We were walking back from the library in April, Aitana and I, carrying a bag full of books. My daughter is an avid reader: she reads on the bus, on the train, while walking down the stairs from the train…. Basically everywhere. This heavy bag I hoped would last a week. We walked silently, and then, in passing, without thinking much of it, I said aloud, I wish I had your daily habit of reading. We continued walking silently. Then Aitana asked, “Well, what would motivate you to read more?” I thought of rewarding myself with a coffee, then a cookie, then a smoothie; unfortunately everything I thought of involved spending money or eating more, and were new habits I didn’t wanted to indulge in. “I don’t know.” I said. Then she asked, “What if, for a month, I did a chore for every hour you read?” I was shocked. She did it. She found me a motivation I couldn’t refuse.
So, I read almost every day for a month. In my reclaimed time, I read almost three books. And in that time my daughter cooked dinner, put away dishes, set the table. It was wonderful. And I told this story to everyone who would listen. Later that month, I asked Aitana if I could tell this story at the Siyyum, as I’ve told stories about her brothers previously; she said with enthusiasm “sure”. I was a proud mom, and proud of my success. I would reflect on my accomplishment, why it worked, and what the story meant to me.
Then May came around. I got busy, and well, maybe I didn’t have a good enough book or maybe I wasn’t feeling well. Regardless, I stopped reading daily. My habit was no longer a habit anymore. And the story I had planned to tell all of you, if I were to be honest, became something I wasn’t sure I wanted to tell anyone anymore.
Truth is, you don’t set a goal with the underlying purpose of trying to learn from your mistakes. You set a goal with the intention of meeting it. You want a happy ending you can shout from the rooftops. It’s possible to entertain failure as a detour on the path to success, but the detour should end by getting to your destination. When it leads somewhere else, well, you’re less likely to share the experience. I, like most people who fail, was ashamed.

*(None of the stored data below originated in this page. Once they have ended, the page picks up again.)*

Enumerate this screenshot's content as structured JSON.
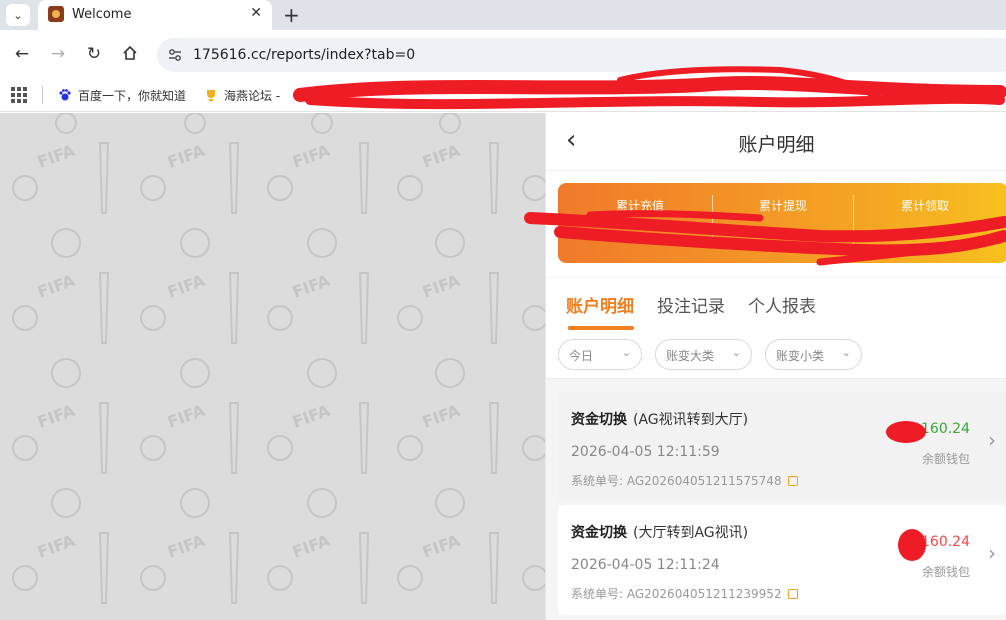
{
  "browser": {
    "tab_title": "Welcome",
    "url": "175616.cc/reports/index?tab=0",
    "bookmarks": [
      {
        "label": "百度一下，你就知道"
      },
      {
        "label": "海燕论坛 -"
      }
    ]
  },
  "panel": {
    "title": "账户明细",
    "summary": [
      {
        "label": "累计充值"
      },
      {
        "label": "累计提现"
      },
      {
        "label": "累计领取"
      }
    ],
    "tabs": [
      {
        "label": "账户明细",
        "active": true
      },
      {
        "label": "投注记录",
        "active": false
      },
      {
        "label": "个人报表",
        "active": false
      }
    ],
    "filters": [
      {
        "label": "今日"
      },
      {
        "label": "账变大类"
      },
      {
        "label": "账变小类"
      }
    ],
    "records": [
      {
        "title": "资金切换",
        "subtitle": "(AG视讯转到大厅)",
        "time": "2026-04-05 12:11:59",
        "id_label": "系统单号: AG202604051211575748",
        "amount": "160.24",
        "wallet": "余额钱包"
      },
      {
        "title": "资金切换",
        "subtitle": "(大厅转到AG视讯)",
        "time": "2026-04-05 12:11:24",
        "id_label": "系统单号: AG202604051211239952",
        "amount": "160.24",
        "wallet": "余额钱包"
      }
    ]
  },
  "icons": {
    "tab_menu": "chevron-down-icon",
    "back": "back-arrow-icon",
    "forward": "forward-arrow-icon",
    "reload": "reload-icon",
    "home": "home-icon",
    "site_info": "site-settings-icon",
    "apps": "apps-grid-icon",
    "copy": "copy-icon",
    "record_arrow": "chevron-right-icon"
  },
  "colors": {
    "accent": "#f07f20",
    "positive_amount": "#3aa63a",
    "negative_amount": "#f04a4a",
    "redaction": "#ee1c25"
  }
}
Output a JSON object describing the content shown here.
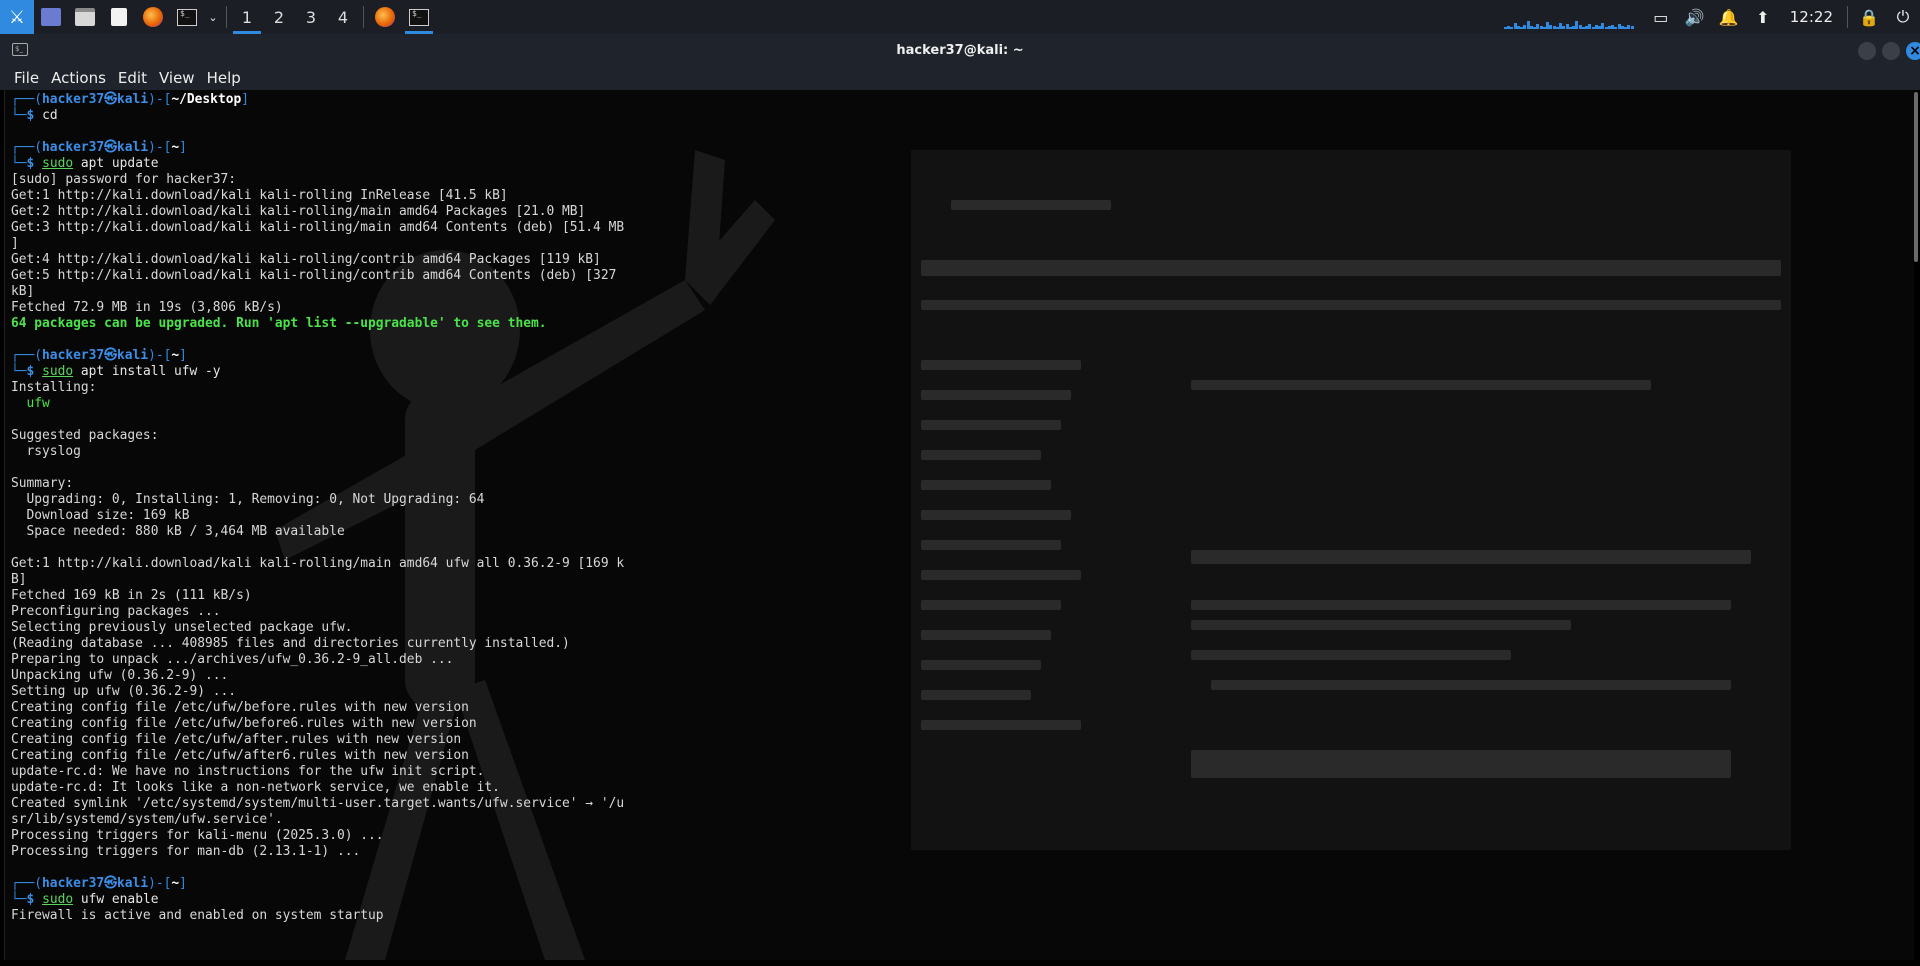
{
  "panel": {
    "workspaces": [
      "1",
      "2",
      "3",
      "4"
    ],
    "active_workspace": "1",
    "clock": "12:22",
    "icons": [
      "kali-menu-icon",
      "desktop-icon",
      "file-manager-icon",
      "text-editor-icon",
      "firefox-icon",
      "terminal-icon",
      "chevron-down-icon"
    ],
    "tray_icons": [
      "display-icon",
      "volume-icon",
      "notification-bell-icon",
      "update-icon",
      "lock-icon",
      "power-icon"
    ]
  },
  "window": {
    "title": "hacker37@kali: ~",
    "menu": [
      "File",
      "Actions",
      "Edit",
      "View",
      "Help"
    ]
  },
  "terminal": {
    "lines": [
      {
        "kind": "prompt-top",
        "user": "hacker37",
        "host": "kali",
        "dir": "~/Desktop"
      },
      {
        "kind": "prompt-cmd",
        "sudo": "",
        "cmd": "cd"
      },
      {
        "kind": "blank"
      },
      {
        "kind": "prompt-top",
        "user": "hacker37",
        "host": "kali",
        "dir": "~"
      },
      {
        "kind": "prompt-cmd",
        "sudo": "sudo",
        "cmd": " apt update"
      },
      {
        "kind": "out",
        "text": "[sudo] password for hacker37:"
      },
      {
        "kind": "out",
        "text": "Get:1 http://kali.download/kali kali-rolling InRelease [41.5 kB]"
      },
      {
        "kind": "out",
        "text": "Get:2 http://kali.download/kali kali-rolling/main amd64 Packages [21.0 MB]"
      },
      {
        "kind": "out",
        "text": "Get:3 http://kali.download/kali kali-rolling/main amd64 Contents (deb) [51.4 MB"
      },
      {
        "kind": "out",
        "text": "]"
      },
      {
        "kind": "out",
        "text": "Get:4 http://kali.download/kali kali-rolling/contrib amd64 Packages [119 kB]"
      },
      {
        "kind": "out",
        "text": "Get:5 http://kali.download/kali kali-rolling/contrib amd64 Contents (deb) [327"
      },
      {
        "kind": "out",
        "text": "kB]"
      },
      {
        "kind": "out",
        "text": "Fetched 72.9 MB in 19s (3,806 kB/s)"
      },
      {
        "kind": "bold-green",
        "text": "64 packages can be upgraded. Run 'apt list --upgradable' to see them."
      },
      {
        "kind": "blank"
      },
      {
        "kind": "prompt-top",
        "user": "hacker37",
        "host": "kali",
        "dir": "~"
      },
      {
        "kind": "prompt-cmd",
        "sudo": "sudo",
        "cmd": " apt install ufw -y"
      },
      {
        "kind": "out",
        "text": "Installing:"
      },
      {
        "kind": "green",
        "text": "  ufw"
      },
      {
        "kind": "blank"
      },
      {
        "kind": "out",
        "text": "Suggested packages:"
      },
      {
        "kind": "out",
        "text": "  rsyslog"
      },
      {
        "kind": "blank"
      },
      {
        "kind": "out",
        "text": "Summary:"
      },
      {
        "kind": "out",
        "text": "  Upgrading: 0, Installing: 1, Removing: 0, Not Upgrading: 64"
      },
      {
        "kind": "out",
        "text": "  Download size: 169 kB"
      },
      {
        "kind": "out",
        "text": "  Space needed: 880 kB / 3,464 MB available"
      },
      {
        "kind": "blank"
      },
      {
        "kind": "out",
        "text": "Get:1 http://kali.download/kali kali-rolling/main amd64 ufw all 0.36.2-9 [169 k"
      },
      {
        "kind": "out",
        "text": "B]"
      },
      {
        "kind": "out",
        "text": "Fetched 169 kB in 2s (111 kB/s)"
      },
      {
        "kind": "out",
        "text": "Preconfiguring packages ..."
      },
      {
        "kind": "out",
        "text": "Selecting previously unselected package ufw."
      },
      {
        "kind": "out",
        "text": "(Reading database ... 408985 files and directories currently installed.)"
      },
      {
        "kind": "out",
        "text": "Preparing to unpack .../archives/ufw_0.36.2-9_all.deb ..."
      },
      {
        "kind": "out",
        "text": "Unpacking ufw (0.36.2-9) ..."
      },
      {
        "kind": "out",
        "text": "Setting up ufw (0.36.2-9) ..."
      },
      {
        "kind": "out",
        "text": "Creating config file /etc/ufw/before.rules with new version"
      },
      {
        "kind": "out",
        "text": "Creating config file /etc/ufw/before6.rules with new version"
      },
      {
        "kind": "out",
        "text": "Creating config file /etc/ufw/after.rules with new version"
      },
      {
        "kind": "out",
        "text": "Creating config file /etc/ufw/after6.rules with new version"
      },
      {
        "kind": "out",
        "text": "update-rc.d: We have no instructions for the ufw init script."
      },
      {
        "kind": "out",
        "text": "update-rc.d: It looks like a non-network service, we enable it."
      },
      {
        "kind": "out",
        "text": "Created symlink '/etc/systemd/system/multi-user.target.wants/ufw.service' → '/u"
      },
      {
        "kind": "out",
        "text": "sr/lib/systemd/system/ufw.service'."
      },
      {
        "kind": "out",
        "text": "Processing triggers for kali-menu (2025.3.0) ..."
      },
      {
        "kind": "out",
        "text": "Processing triggers for man-db (2.13.1-1) ..."
      },
      {
        "kind": "blank"
      },
      {
        "kind": "prompt-top",
        "user": "hacker37",
        "host": "kali",
        "dir": "~"
      },
      {
        "kind": "prompt-cmd",
        "sudo": "sudo",
        "cmd": " ufw enable"
      },
      {
        "kind": "out",
        "text": "Firewall is active and enabled on system startup"
      }
    ]
  },
  "colors": {
    "accent": "#2f8ae0",
    "prompt_green": "#4ae34a",
    "terminal_bg": "#070707",
    "panel_bg": "#1b1e25"
  }
}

Yet, the shame associated with failure is misguided. Because failure is inevitable. So, if you can get over the discomfort, you’ll figure out something exciting: sharing failure stories is usually met not with criticism, but with understanding and curiousity. Organizers know this. I’ll let you in on a little secret. One way we judge trainers is by whether they are vulnerable enough to tell stories of their failures. And luckily, there are usually plenty of them.
That’s why I loved the Fellows theme the second I heard it. Or, once I understood it. Because the idea reassured me that my story still had a lot of value if I could overcome my need to conform to our cultural obsession with success by erasing my story from the Siyyum. My failed habit is still a story full of lessons and blessings. The concept of Blessings on Becoming is so rich because it embraces the fact we are always becoming something – there is no end point until it is truly all over – and that we should bless and celebrate the many points of the journey, even if they are failures.
So bless the fact that I learned again how valuable reading can be, even if two books were great and one was meh. Bless the daughter who acted as teacher, and who learned to cook a few new dishes that month. Bless the journey of setting a goal, and accomplishing it. Heck, bless the damn failure, for this lessons I learned because of it. And bless these fellows who taught me to recognize that the journey can matter as much as the destination. And that we are all still becoming.
An aside: As I was writing this speech, I realized that the book I am in the middle of right now is Becoming by Michelle Obama. You know who her husband is – his first name is sometimes translated as to bless. Anyway, Becoming was auto-returned to the library before I finished it. But I enjoyed the four chapters I completed. I’ll eventually take it out again.